Whole-Language 'Subversives' Use Covert Spelling Tests

AFTER California adopted the whole-language method of reading instruction in 1987, all grammar and spelling books were thrown out of the classroom.

At Heliotrope Elementary School in Los Angeles, teachers were told not to give spelling tests anymore but to design spelling lists for each student individually. "Whoever came up with that idea doesn't know what it's like to be in the classroom," says Patty Abarca, a teacher at the school. "I have 32 kids in my classroom, and I'm supposed to have 32 different lists?"

Some teachers at the school started closing their classroom doors and giving secret spelling tests. "It became almost a subversive activity," Ms. Abarca says. At Toland Way Elementary in Los Angeles, administrators held fundraisers so they could buy spelling books after the state stopped authorizing them.

At its most extreme, the whole-language philosophy allows students to use "invented spelling" so that they can write freely without constant correction. Rather than correcting students, teachers help students pick up the proper word spelling over time.

The whole-language approach advocates surrounding students with books and encouraging them to write as early as possible without stressing the rules of the language as is done through phonics instruction. Whole language teaches that children learn to read the same way they learn to talk - as a natural course of daily interaction with language.

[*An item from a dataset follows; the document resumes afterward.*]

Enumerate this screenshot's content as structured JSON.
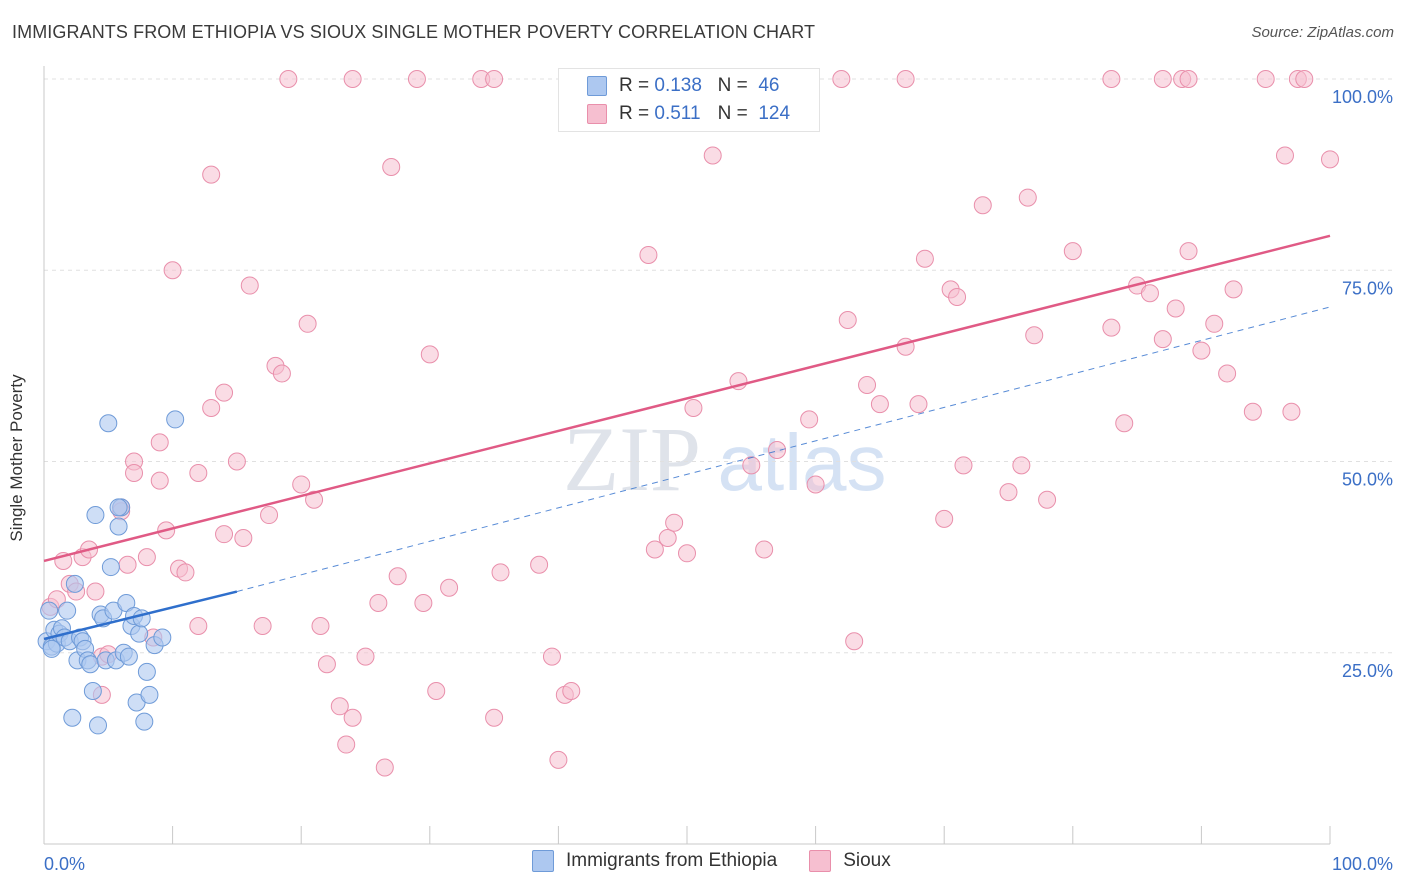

Whole-language advocate and University of Arizona professor Kenneth Goodman calls phonics a "reduction of language to letters and sounds" and views whole-language as providing "authentic language activities."

"The idea was to go directly into reading for meaning and for enjoyment," says Jeanne Chall of Harvard University in Cambridge, Mass. "But reading is not the same as learning a language. Reading has to be taught, and in countries where people do not go to school, they have high rates of illiteracy. Somebody has to teach you what those squiggles mean."